Economia
Entenda como a redução de preços de combustíveis para as distribuidoras afeta os valores cobrados nos postos
De acordo com dados do último boletim divulgado pela Agência Nacional do Petróleo, Gás Natural e Biocombustíveis (ANP), a média nacional da gasolina ao consumidor brasileiro é de R$ 5,03. Após acumular seis semanas de alta, a gasolina mantém uma certa estabilidade nas últimas duas semanas, com uma ligeira redução de R$ 0,02 no período.
A Petrobras anunciou a queda do preço da gasolina e do diesel para as distribuidoras nessa quarta-feira (07), mas o repasse da redução não está garantido imediatamente para os donos de veículos. O preço da gasolina diminuiu R$ 0,20 (-6,1%) por litro, e passou de R$ 3,28 para R$ 3,08. Já o diesel caiu de R$ 4,89 para R$ 4,49, ou seja, menos R$ 0,40 (-8,2%). O preço adotado como referência pela Petrobras para os combustíveis está atrelado ao mercado internacional e à cotação do dólar, “isso significa dizer que nós estamos, portanto, muito fragilizados em relação à volatilidade conjuntural do mercado internacional”, explica a economista e conselheira do Conselho Federal de Economia (Cofecon), Ana Cláudia Arruda.
A economista acrescenta que a redução dos valores em função da queda do barril do petróleo “não significa dizer que a redução de preços vai chegar no consumidor final, já que o ajuste depende de cada um dos revendedores”. Existem dois aspectos a serem considerados em relação ao preço da gasolina e do diesel para o consumidor final.

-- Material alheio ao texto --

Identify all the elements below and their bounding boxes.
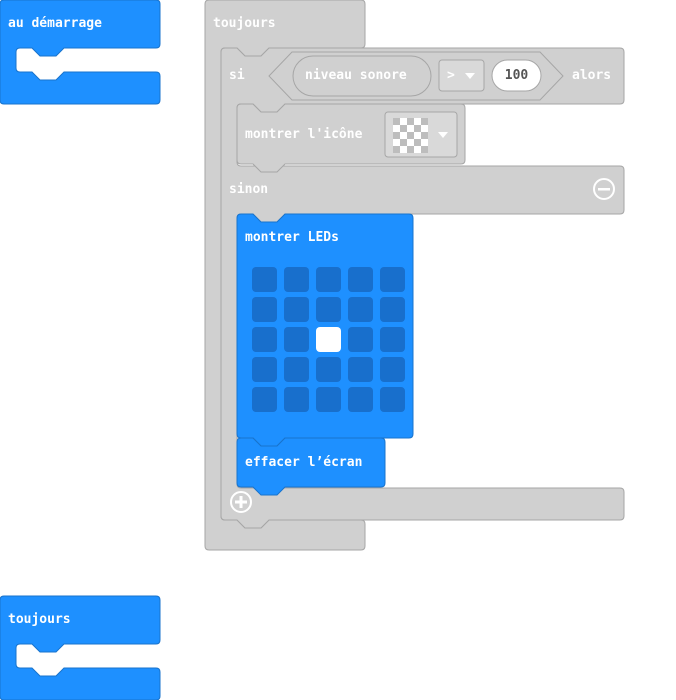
on-start-label: au démarrage — [8, 16, 102, 31]
led-cell-off[interactable] — [252, 267, 277, 292]
led-cell-off[interactable] — [252, 327, 277, 352]
else-label: sinon — [229, 182, 269, 197]
led-cell-off[interactable] — [316, 387, 341, 412]
led-cell-off[interactable] — [380, 267, 405, 292]
led-cell-off[interactable] — [380, 357, 405, 382]
clear-screen-label: effacer l’écran — [245, 455, 363, 470]
led-cell-off[interactable] — [316, 357, 341, 382]
operator-dropdown[interactable] — [438, 59, 485, 92]
led-cell-off[interactable] — [380, 387, 405, 412]
led-cell-off[interactable] — [348, 297, 373, 322]
led-cell-off[interactable] — [284, 327, 309, 352]
led-cell-off[interactable] — [252, 297, 277, 322]
led-cell-off[interactable] — [284, 387, 309, 412]
led-cell-off[interactable] — [348, 267, 373, 292]
sound-level-label: niveau sonore — [305, 68, 407, 83]
then-label: alors — [572, 68, 612, 83]
led-cell-off[interactable] — [284, 357, 309, 382]
led-cell-off[interactable] — [252, 357, 277, 382]
operator-label: > — [447, 68, 455, 83]
minus-icon — [598, 188, 610, 191]
led-grid — [252, 267, 405, 412]
value-label: 100 — [504, 68, 529, 83]
led-cell-on[interactable] — [316, 327, 341, 352]
show-icon-label: montrer l'icône — [245, 127, 363, 142]
led-cell-off[interactable] — [316, 267, 341, 292]
forever-second-label: toujours — [8, 612, 71, 627]
if-label: si — [229, 68, 245, 83]
led-cell-off[interactable] — [284, 267, 309, 292]
checkerboard-icon — [393, 118, 428, 153]
show-leds-label: montrer LEDs — [245, 230, 339, 245]
led-cell-off[interactable] — [316, 297, 341, 322]
led-cell-off[interactable] — [348, 327, 373, 352]
led-cell-off[interactable] — [380, 327, 405, 352]
led-cell-off[interactable] — [380, 297, 405, 322]
led-cell-off[interactable] — [284, 297, 309, 322]
forever-main-label: toujours — [213, 16, 276, 31]
led-cell-off[interactable] — [348, 357, 373, 382]
led-cell-off[interactable] — [252, 387, 277, 412]
led-cell-off[interactable] — [348, 387, 373, 412]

O primeiro deles é a cadeia de transmissão, ou seja, os repasses de preços desde a Petrobrás até chegar ao consumidor final, o que pode ser demorado.
“Essas distribuidoras têm estoque para durar cinco dias, elas têm em torno de 25 a 30 milhões de litros guardados. Então, elas vão desovando o seu estoque, repassando os preços, à medida que o estoque vai baixando”, explica o presidente do Sindicato do Comércio Varejista de Combustíveis do DF (Sindicombustíveis), Paulo Tavares.
O segundo ponto é a própria maneira como os donos dos postos de gasolina decidem como aplicar as variações dos preços. “Os postos tiveram redução de margem e agora eles tão tentando compensar essa redução, aumentando um pouco mais a margem, o que faz com que os aumentos acabem sendo mais rápidos e as reduções de preços sejam mais demoradas”, explica o Coordenador do Curso de Economia da ESEG – Faculdade do Grupo Etapa, Fernando Umezu.
De acordo com o presidente do Sindicombustíveis, o reajuste dos preços dos combustíveis é opcional porque que o preço é um mercado livre, ou seja, não existe um tabelamento. E cada revendedor pode decidir quanto cobrar. “Obviamente toda a queda de preço ajuda os postos, porque quando ele baixa o preço, ele aumenta o seu volume de venda. Constantemente, você vê a briga de preço, então é opcional, mas eu tenho certeza de que a revenda vai acabar sim repassando ao consumidor”, aponta Paulo Tavares.
De acordo com dados do último boletim divulgado pela Agência Nacional do Petróleo, Gás Natural e Biocombustíveis (ANP), a média nacional da gasolina ao consumidor brasileiro é de R$ 5,03. Após acumular seis semanas de alta, a gasolina mantém uma certa estabilidade nas últimas duas semanas, com uma ligeira redução de R$ 0,02 no período.